At some stage you are in need to download a website to your machine for various reasons. For many out there, their go-to selection is HTTrak. Here, I will show you another very simple way to download website using wget. The command is very simple to understand and very feature reach to offer you many possibilities.
As per official website wget is : "GNU Wget is a free software package for retrieving files using HTTP, HTTPS, FTP and FTPS, the most widely used Internet protocols. It is a non-interactive command-line tool, so it may easily be called from scripts, cron jobs, terminals without X-Windows support, etc."
In simple words, wget is a tool that can help us to retrieve contents from internet. On most Linux distributions wget comes preinstalled.
If you ever want to download an entire website form internet, wget can be used to complete the job:
$ wget --recursive --no-clobber --page-requisites --html-extension --convert-links --restrict-file-names=windows --no-parent https://saur.in/
This command will download entire https://saur.in website to the current directory. All pages and child pages, css, js, images, videos everything and will convert links so that they work locally and off-line.
Options used are:
- --recursive : Download the entire Web site. This will follow and download every links found on the website. If option --domains not specified it will also download files outside of domain.

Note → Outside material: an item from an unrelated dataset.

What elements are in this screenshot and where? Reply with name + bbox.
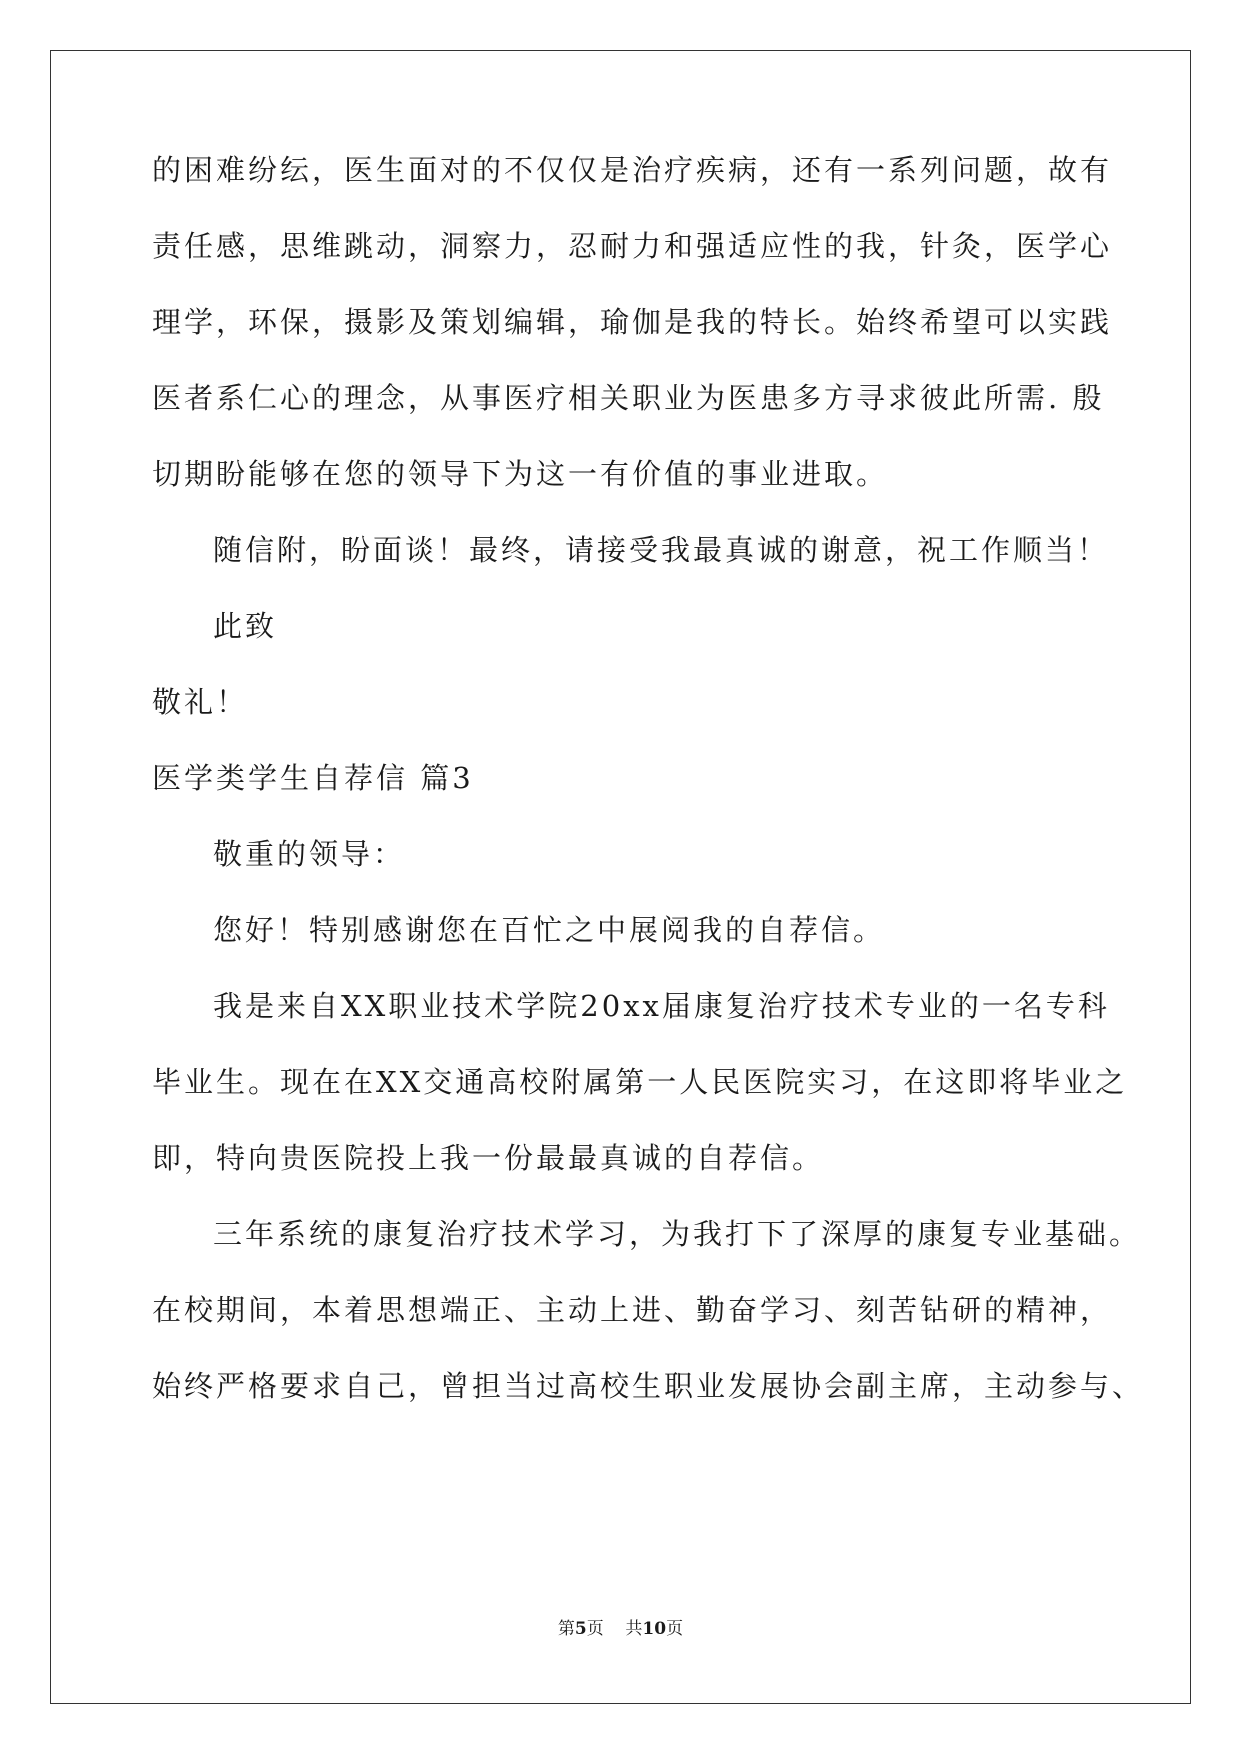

- --no-clobber : Don't overwrite any existing files. This is useful in two ways, 1) It will not download repeated links. 2) In case the download is interrupted and resumed.
- --page-requisites : Get all the elements that compose the page (Images, CSS, JS, fonts, videos and so on).
- --html-extension : Save pages with the .html extension.
- --convert-links : Convert all links so that they work locally, off-line.
- --restrict-file-names=windows : Modify filenames so that they will work in Windows as well.
Few other useful options:
- --domains saur.in : Don't follow links outside saur.in domain. Use comma-separated list in case of multiple domains.
- --no-parent : Don't follow links from parent URLs.
- --quiet : Prints no output to terminal (The default option is --verbose).
- --show-progress : Display progress bar.
- --timestamping : Don't re-retrieve files unless newer than local.
- --server-response : Print server response.
- --ignore-case : Ignore case when matching files/directories.
- --no-directories : Don't create directories. Save everything in current directory.
- --https-only : Only follow secure https links.
- --relative : Follow relative links only.